Cañizares doesn’t think questions like these are strange, rather he sees them as proof that his Japanese fans pay a lot of attention to the technical details of his performance (the fingernails question was to do with how he plays his guitar). It could be why the musician spends a considerable amount of time here.

Known in pockets around the world, Cañizares is a modern flamenco guitarist whose last album was 2012’s “Goyescas — Granados por Cañizares.” The effort is a collection of transposed works that originally comprised a 1911 piano suite by Spanish composer Enrique Granados.

At age 6, Cañizares began playing flamenco-style guitar in the Catalonian region of Spain where he grew up. As the years progressed, so did his musical capabilities. He has released six solo albums and has collaborated with such notable artists as Peter Gabriel, in addition to being the first and only guitarist to perform with the Philharmonic Orchestra of Berlin.

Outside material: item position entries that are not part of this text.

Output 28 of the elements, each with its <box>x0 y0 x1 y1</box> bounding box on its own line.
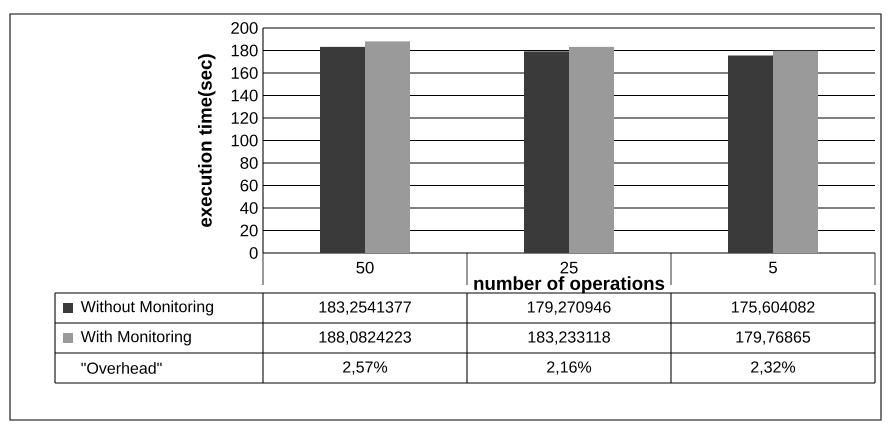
y-tick-label: 40 <box>240 202 258 214</box>
x-axis-title: number of operations <box>474 276 664 294</box>
y-tick-label: 60 <box>240 180 258 192</box>
y-tick-label: 200 <box>231 22 258 34</box>
y-tick-label: 20 <box>240 224 258 236</box>
legend-label: With Monitoring <box>80 330 191 346</box>
data-label: 175,604082 <box>732 301 814 315</box>
y-tick-label: 180 <box>232 44 258 56</box>
y-tick-label: 0 <box>250 247 258 259</box>
text: "Overhead" <box>81 362 162 374</box>
data-label: 179,76865 <box>736 331 810 345</box>
data-label: 183,2541377 <box>320 301 411 315</box>
x-tick-label: 25 <box>560 262 578 274</box>
y-tick-label: 80 <box>240 157 258 169</box>
x-tick-label: 50 <box>356 262 374 274</box>
data-label: 188,0824223 <box>320 331 411 345</box>
y-tick-label: 100 <box>232 134 258 146</box>
text: 2,57% <box>343 361 388 375</box>
y-tick-label: 140 <box>232 90 258 102</box>
y-tick-label: 160 <box>232 67 258 79</box>
text: 2,32% <box>751 361 796 375</box>
legend-label: Without Monitoring <box>80 300 214 316</box>
y-tick-label: 120 <box>232 112 258 124</box>
x-tick-label: 5 <box>769 262 777 274</box>
text: 2,16% <box>547 361 592 375</box>
data-label: 183,233118 <box>528 331 610 345</box>
data-label: 179,270946 <box>528 301 611 315</box>
y-axis-title: execution time(sec) <box>198 54 216 227</box>
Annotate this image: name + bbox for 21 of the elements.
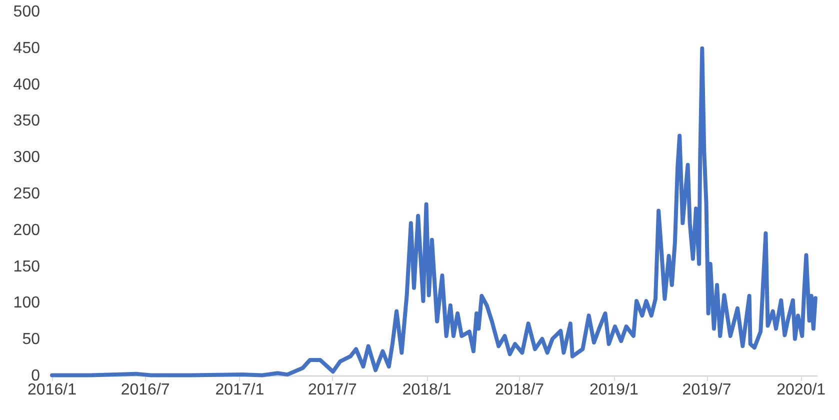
x-tick-label: 2016/1 <box>28 382 77 398</box>
x-tick-label: 2016/7 <box>120 382 170 398</box>
x-tick-label: 2019/1 <box>589 382 639 398</box>
y-tick-label: 500 <box>13 4 40 20</box>
x-tick-label: 2018/1 <box>402 382 452 398</box>
y-tick-label: 350 <box>13 112 40 130</box>
x-tick-label: 2020/1 <box>776 382 826 398</box>
y-tick-label: 250 <box>13 186 40 202</box>
y-tick-label: 150 <box>13 258 40 276</box>
y-tick-label: 400 <box>13 76 40 94</box>
x-tick-label: 2018/7 <box>495 382 544 398</box>
y-tick-label: 0 <box>31 368 40 384</box>
y-tick-label: 50 <box>22 331 40 348</box>
x-tick-label: 2017/7 <box>308 382 358 398</box>
y-tick-label: 450 <box>13 40 40 57</box>
x-tick-label: 2019/7 <box>682 382 732 398</box>
line-series <box>50 46 818 378</box>
x-tick-label: 2017/1 <box>215 382 264 398</box>
y-tick-label: 300 <box>13 149 40 166</box>
y-tick-label: 200 <box>13 222 40 239</box>
y-tick-label: 100 <box>13 294 40 312</box>
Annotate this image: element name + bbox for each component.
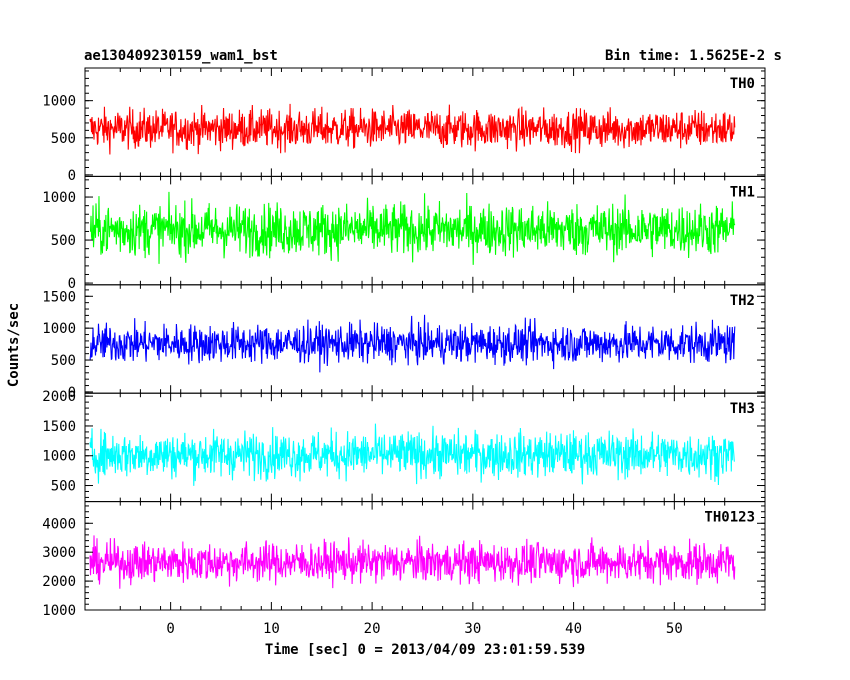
- series-line-th1: [89, 191, 736, 265]
- x-tick-label: 20: [364, 621, 381, 637]
- x-tick-label: 40: [565, 621, 582, 637]
- series-line-th0: [89, 103, 736, 155]
- y-tick-label: 2000: [42, 574, 76, 590]
- panel-th2: 0 500 1000 1500 TH2: [42, 284, 766, 401]
- panel-th1: 0 500 1000 TH1: [42, 175, 766, 292]
- y-tick-label: 0: [68, 385, 76, 401]
- bin-time-label: Bin time: 1.5625E-2 s: [605, 48, 782, 64]
- y-tick-label: 3000: [42, 545, 76, 561]
- y-tick-label: 0: [68, 276, 76, 292]
- y-tick-label: 0: [68, 168, 76, 184]
- y-tick-label: 2000: [42, 389, 76, 405]
- series-line-th0123: [89, 535, 736, 589]
- y-tick-label: 500: [51, 131, 76, 147]
- chart-title: ae130409230159_wam1_bst: [84, 48, 278, 64]
- y-tick-label: 1000: [42, 94, 76, 110]
- y-tick-label: 1000: [42, 190, 76, 206]
- x-tick-label: 50: [666, 621, 683, 637]
- series-line-th3: [89, 423, 736, 486]
- panel-th3: 500 1000 1500 2000 TH3: [42, 389, 766, 503]
- y-axis-label: Counts/sec: [6, 303, 22, 387]
- panel-label-th0: TH0: [730, 76, 755, 92]
- y-tick-label: 1500: [42, 419, 76, 435]
- panel-label-th1: TH1: [730, 184, 755, 200]
- panel-th0: 0 500 1000 TH0: [42, 67, 766, 184]
- y-tick-label: 1000: [42, 603, 76, 619]
- x-tick-label: 10: [263, 621, 280, 637]
- x-tick-label: 30: [464, 621, 481, 637]
- panel-label-th0123: TH0123: [704, 510, 755, 526]
- panel-label-th3: TH3: [730, 401, 755, 417]
- y-tick-label: 1000: [42, 449, 76, 465]
- series-line-th2: [89, 314, 736, 373]
- panel-label-th2: TH2: [730, 293, 755, 309]
- x-axis-label: Time [sec] 0 = 2013/04/09 23:01:59.539: [265, 642, 585, 658]
- y-tick-label: 500: [51, 353, 76, 369]
- panel-th0123: 1000 2000 3000 4000 TH0123: [42, 501, 766, 619]
- x-tick-label: 0: [166, 621, 174, 637]
- y-tick-label: 1500: [42, 289, 76, 305]
- y-tick-label: 1000: [42, 321, 76, 337]
- y-tick-label: 500: [51, 479, 76, 495]
- panel-frame: [84, 501, 766, 611]
- y-tick-label: 4000: [42, 516, 76, 532]
- y-tick-label: 500: [51, 233, 76, 249]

Cañizares says the process of transposing from piano to guitar is interesting, but difficult. It has also required him to do more than 20 years of intensive study.

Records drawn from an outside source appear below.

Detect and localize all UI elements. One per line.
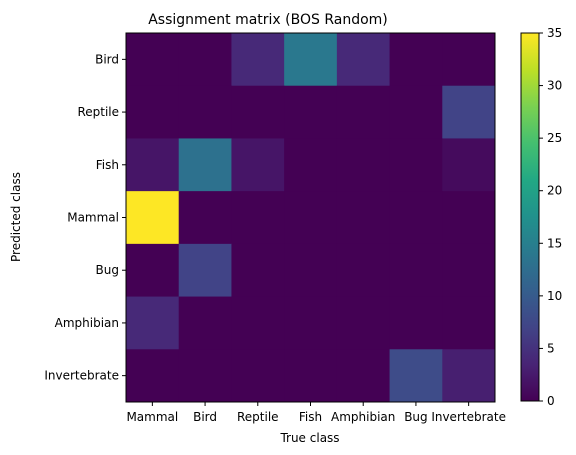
heatmap-cell bbox=[231, 191, 285, 245]
heatmap-cell bbox=[336, 138, 391, 192]
x-tick-label: Reptile bbox=[237, 410, 279, 424]
heatmap-cell bbox=[442, 138, 496, 192]
heatmap-cell bbox=[126, 296, 180, 350]
x-tick-label: Bird bbox=[193, 410, 217, 424]
y-tick-label: Bug bbox=[96, 263, 119, 277]
heatmap-cell bbox=[231, 349, 285, 403]
heatmap-cell bbox=[284, 138, 338, 192]
heatmap-cell bbox=[284, 349, 338, 403]
heatmap-cell bbox=[231, 296, 285, 350]
heatmap-cell bbox=[126, 33, 180, 87]
heatmap-cell bbox=[389, 243, 443, 298]
heatmap-cell bbox=[178, 296, 232, 350]
heatmap-cell bbox=[336, 85, 391, 139]
heatmap-cell bbox=[284, 85, 338, 139]
y-tick-label: Bird bbox=[95, 52, 119, 66]
y-tick-label: Reptile bbox=[77, 105, 119, 119]
heatmap-cell bbox=[442, 85, 496, 139]
heatmap-cell bbox=[389, 85, 443, 139]
x-tick-label: Fish bbox=[299, 410, 322, 424]
chart-title: Assignment matrix (BOS Random) bbox=[148, 12, 388, 28]
heatmap-cell bbox=[231, 138, 285, 192]
heatmap-cell bbox=[126, 349, 180, 403]
heatmap-cell bbox=[178, 191, 232, 245]
y-tick-label: Fish bbox=[96, 158, 119, 172]
colorbar-ticks: 0 5 10 15 20 25 30 35 bbox=[539, 26, 562, 408]
heatmap-cells bbox=[126, 33, 496, 403]
heatmap-cell bbox=[284, 33, 338, 87]
colorbar-tick-label: 10 bbox=[547, 289, 562, 303]
y-tick-label: Amphibian bbox=[55, 316, 119, 330]
colorbar-tick-label: 30 bbox=[547, 79, 562, 93]
x-axis-ticks: Mammal Bird Reptile Fish Amphibian Bug Inverte… bbox=[126, 402, 506, 424]
heatmap-cell bbox=[178, 349, 232, 403]
heatmap-cell bbox=[126, 191, 180, 245]
colorbar-tick-label: 5 bbox=[547, 341, 555, 355]
colorbar-tick-label: 15 bbox=[547, 236, 562, 250]
heatmap-cell bbox=[389, 349, 443, 403]
heatmap-cell bbox=[231, 243, 285, 298]
x-tick-label: Invertebrate bbox=[431, 410, 506, 424]
heatmap-cell bbox=[389, 191, 443, 245]
heatmap-cell bbox=[178, 138, 232, 192]
heatmap-cell bbox=[284, 296, 338, 350]
heatmap-cell bbox=[284, 191, 338, 245]
x-tick-label: Mammal bbox=[126, 410, 178, 424]
colorbar-tick-label: 20 bbox=[547, 184, 562, 198]
heatmap-cell bbox=[178, 33, 232, 87]
colorbar-tick-label: 0 bbox=[547, 394, 555, 408]
heatmap-cell bbox=[231, 33, 285, 87]
heatmap-cell bbox=[126, 243, 180, 298]
colorbar bbox=[520, 32, 540, 402]
heatmap-cell bbox=[389, 296, 443, 350]
y-axis-label: Predicted class bbox=[9, 172, 23, 262]
heatmap-cell bbox=[336, 243, 391, 298]
heatmap-cell bbox=[442, 191, 496, 245]
heatmap-cell bbox=[389, 138, 443, 192]
y-tick-label: Mammal bbox=[67, 211, 119, 225]
y-tick-label: Invertebrate bbox=[44, 369, 119, 383]
heatmap-cell bbox=[126, 138, 180, 192]
heatmap-cell bbox=[126, 85, 180, 139]
heatmap-cell bbox=[178, 243, 232, 298]
heatmap-cell bbox=[336, 296, 391, 350]
heatmap-cell bbox=[442, 296, 496, 350]
colorbar-tick-label: 25 bbox=[547, 131, 562, 145]
heatmap-cell bbox=[284, 243, 338, 298]
heatmap-cell bbox=[336, 191, 391, 245]
colorbar-tick-label: 35 bbox=[547, 26, 562, 40]
x-tick-label: Bug bbox=[404, 410, 427, 424]
heatmap-cell bbox=[336, 349, 391, 403]
heatmap-cell bbox=[336, 33, 391, 87]
y-axis-ticks: Bird Reptile Fish Mammal Bug Amphibian Inverte… bbox=[44, 52, 126, 383]
heatmap-cell bbox=[231, 85, 285, 139]
heatmap-cell bbox=[178, 85, 232, 139]
heatmap-cell bbox=[442, 349, 496, 403]
heatmap-cell bbox=[442, 243, 496, 298]
x-axis-label: True class bbox=[279, 431, 339, 445]
heatmap-cell bbox=[442, 33, 496, 87]
heatmap-cell bbox=[389, 33, 443, 87]
x-tick-label: Amphibian bbox=[331, 410, 395, 424]
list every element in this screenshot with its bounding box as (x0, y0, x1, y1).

“The piano has many octaves, but the guitar is very limited,” he says. “I have to analyze (the piece) very well before I begin to transpose. It should sound like guitar music, but (the original) is not composed for the guitar, so adaptation is not so easy.”

Cañizares’ efforts seem to have paid off, though, as he has garnered attention from audiences all over the world, with Japan being one of the most receptive.

He mentions that the people who make up his audiences here are often musicians or performers themselves, which is likely the reason for the detailed questions.

“Japanese people are very educated. For example, during a concert they are silent (and listening closely). This would probably not happen in other countries. I like this kind of audience because I feel I can give them my best and it will be respected.”

Cañizares also teaches flamenco-style guitar when he’s not busy. Although he’s an expert within the genre, he says his teaching style is a totally different process.

Aspiring flamenco guitarists take note, his biggest piece of advice is to simply “play with feeling.”

“That,” he says, “is the most important thing.”